Novalgen began the development of NVG-111 by immunizing rats with recombinant extracellular domain of ROR1. The majority of the resulting antibodies bound to Ig-like domain, none bound to Kringle domain, and only one clone (clone F) bound to Frizzled domain. Clone F was selected for further development. Using flow-cytometry, Novalgen demonstrated binding of clone F to a large number of human cancer cell lines. Clone F was humanized and used to format a bispecific scFv with humanized anti-CD3. NVG-111 binds to mouse and to human ROR1 with low nanomolar affinity, but the anti-CD3 arm does not bind to mouse CD3.
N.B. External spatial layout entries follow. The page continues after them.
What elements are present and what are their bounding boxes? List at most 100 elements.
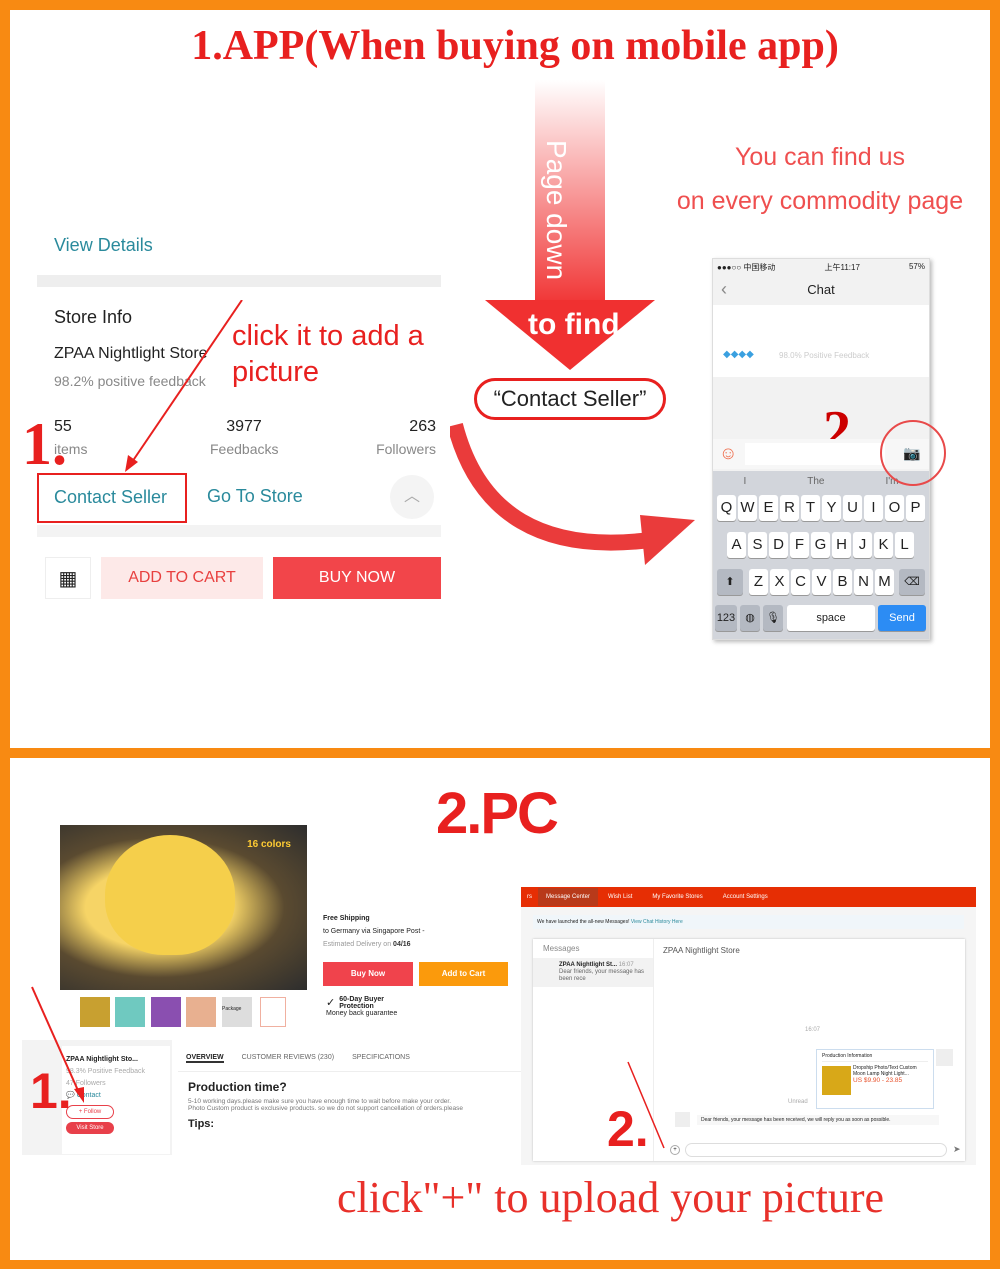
key-q[interactable]: Q [717, 495, 736, 521]
description-panel: OVERVIEW CUSTOMER REVIEWS (230) SPECIFIC… [178, 1046, 521, 1156]
shield-check-icon: ✓ [326, 997, 336, 1009]
key-c[interactable]: C [791, 569, 810, 595]
nav-item[interactable]: rs [521, 894, 538, 900]
nav-message-center[interactable]: Message Center [538, 888, 599, 906]
key-i[interactable]: I [864, 495, 883, 521]
nav-wish-list[interactable]: Wish List [598, 894, 642, 900]
key-f[interactable]: F [790, 532, 809, 558]
tabs: OVERVIEW CUSTOMER REVIEWS (230) SPECIFIC… [178, 1046, 521, 1072]
chat-store-title: ZPAA Nightlight Store [663, 946, 740, 955]
tab-specifications[interactable]: SPECIFICATIONS [352, 1054, 410, 1063]
messages-label: Messages [543, 944, 580, 953]
key-shift[interactable]: ⬆ [717, 569, 743, 595]
chat-input[interactable] [745, 443, 885, 465]
find-us-text: You can find us on every commodity page [660, 135, 980, 223]
delivery: Estimated Delivery on 04/16 [323, 938, 425, 951]
key-m[interactable]: M [875, 569, 894, 595]
carrier: ●●●○○ 中国移动 [717, 263, 776, 272]
diamond-icons: ◆◆◆◆ [723, 349, 754, 360]
chat-history-link[interactable]: View Chat History Here [631, 919, 683, 925]
key-a[interactable]: A [727, 532, 746, 558]
thumbnail-caption: Package [222, 1006, 242, 1012]
visit-store-button[interactable]: Visit Store [66, 1122, 114, 1134]
conversation-preview: Dear friends, your message has been rece [559, 969, 645, 982]
stat-label: Followers [376, 441, 436, 457]
suggestion[interactable]: The [807, 476, 824, 487]
key-space[interactable]: space [787, 605, 875, 631]
key-e[interactable]: E [759, 495, 778, 521]
key-t[interactable]: T [801, 495, 820, 521]
key-p[interactable]: P [906, 495, 925, 521]
key-s[interactable]: S [748, 532, 767, 558]
key-delete[interactable]: ⌫ [899, 569, 925, 595]
stat-followers: 263 Followers [370, 418, 436, 457]
notice-text: We have launched the all-new Messages! [537, 919, 630, 925]
key-g[interactable]: G [811, 532, 830, 558]
card-product: Dropship Photo/Text Custom Moon Lamp Nig… [853, 1065, 917, 1077]
key-k[interactable]: K [874, 532, 893, 558]
thumbnail[interactable] [186, 997, 216, 1027]
key-u[interactable]: U [843, 495, 862, 521]
key-y[interactable]: Y [822, 495, 841, 521]
divider [37, 525, 441, 537]
key-w[interactable]: W [738, 495, 757, 521]
avatar [675, 1112, 690, 1127]
chat-body: ◆◆◆◆ 98.0% Positive Feedback [713, 305, 929, 377]
key-x[interactable]: X [770, 569, 789, 595]
thumbnail[interactable]: Package [222, 997, 252, 1027]
key-mic[interactable]: 🎙 [763, 605, 783, 631]
thumbnail[interactable] [115, 997, 145, 1027]
key-b[interactable]: B [833, 569, 852, 595]
time: 上午11:17 [824, 263, 860, 272]
colors-badge: 16 colors [247, 839, 291, 850]
delivery-date: 04/16 [393, 941, 411, 948]
nav-account-settings[interactable]: Account Settings [713, 894, 778, 900]
nav-favorite-stores[interactable]: My Favorite Stores [642, 894, 712, 900]
key-send[interactable]: Send [878, 605, 926, 631]
thumbnail[interactable] [151, 997, 181, 1027]
annotation-arrow [31, 986, 84, 1103]
tab-customer-reviews[interactable]: CUSTOMER REVIEWS (230) [242, 1054, 334, 1063]
emoji-icon[interactable]: ☺ [719, 443, 737, 464]
tab-overview[interactable]: OVERVIEW [186, 1054, 224, 1063]
follow-button[interactable]: + Follow [66, 1105, 114, 1119]
curved-arrow [450, 422, 695, 565]
key-r[interactable]: R [780, 495, 799, 521]
buy-now-button[interactable]: BUY NOW [273, 557, 441, 599]
store-icon[interactable]: ▦ [45, 557, 91, 599]
go-to-store-button[interactable]: Go To Store [207, 486, 303, 507]
key-v[interactable]: V [812, 569, 831, 595]
conversation-item[interactable]: ZPAA Nightlight St... 16:07 Dear friends,… [533, 958, 653, 987]
key-l[interactable]: L [895, 532, 914, 558]
chevron-up-icon[interactable]: ︿ [390, 475, 434, 519]
key-n[interactable]: N [854, 569, 873, 595]
suggestion[interactable]: I [743, 476, 746, 487]
message-input[interactable] [685, 1143, 947, 1157]
add-to-cart-button[interactable]: ADD TO CART [101, 557, 263, 599]
key-z[interactable]: Z [749, 569, 768, 595]
product-card[interactable]: Production Information Dropship Photo/Te… [816, 1049, 934, 1109]
pc-add-to-cart-button[interactable]: Add to Cart [419, 962, 508, 986]
contact-seller-label: Contact Seller [54, 487, 168, 507]
key-123[interactable]: 123 [715, 605, 737, 631]
card-title: Production Information [822, 1053, 928, 1062]
shipping-title: Free Shipping [323, 915, 370, 922]
key-o[interactable]: O [885, 495, 904, 521]
contact-seller-button[interactable]: Contact Seller [37, 473, 187, 523]
key-globe[interactable]: ◍ [740, 605, 760, 631]
key-d[interactable]: D [769, 532, 788, 558]
step-1-label: 1. [22, 411, 67, 477]
chat-title: Chat [807, 282, 835, 297]
send-icon[interactable]: ➤ [953, 1144, 961, 1155]
thumbnail[interactable] [260, 997, 286, 1027]
view-details-link[interactable]: View Details [54, 235, 153, 256]
to-find-text: to find [528, 308, 620, 341]
key-j[interactable]: J [853, 532, 872, 558]
buyer-protection: ✓ 60-Day Buyer Protection Money back guara… [326, 996, 407, 1017]
product-image[interactable]: 16 colors [60, 825, 307, 990]
protection-title: 60-Day Buyer Protection [339, 996, 384, 1010]
pc-buy-now-button[interactable]: Buy Now [323, 962, 413, 986]
conversation-name: ZPAA Nightlight St... [559, 962, 617, 968]
key-h[interactable]: H [832, 532, 851, 558]
protection-sub: Money back guarantee [326, 1010, 398, 1017]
In preclinical studies NVG-111 was effective in in-vitro and in an in-vivo mice model of hematological malignancies, and it demonstrated the ability to kill solid tumor in an established PANC-1 mouse xenograft model of human pancreatic carcinoma. NVG-111 also demonstrated killing in models of advanced solid tumors. It eliminated CD44+/CD24- cancer stem cells in a solid tumor model of triple-negative breast cancer. It induced dose-dependent killing in chronic lymphocytic leukemia (CLL) patient samples where patient CLL cells were cocultured with autologous T cells with EC50 in the range of 4-100 pg/ml. NVG-111 showed T cell-mediated killing of mantle cell lymphoma (MCL) cells that was as effective as killing by blinatumomab, which binds CD3 and CD19, but with 2—30% lower levels of cytokine release (measured as interferon gamma) than blinatumomab, suggesting lower risk of cytokine-release syndrome. Toxicity studies performed in mice using AAV expressing NVG-111 showed lack of toxicity at levels 20- to 1000-fold of expected steady-state levels in clinical dose. Because over 90% of CLL/MCL patients are ROR1 positive, the current focus of Novalgen clinical studies are these two hematological malignancies. Importantly, ROR1 is not expressed on normal B cells, therefore risk of B cell aplasia is expected to be reduced.
1. Masiakowski P, Carroll RD. A novel family of cell surface receptors with tyrosine kinase-like domain. J Biol Chem. 1992;267(36):26181-90.
2. Yuming Zhao et al. Tyrosine kinase ROR1 as a target for anti-cancer therapies. Front. Oncol., 11:680834. doi: 10.3389/fonc.2021.680834.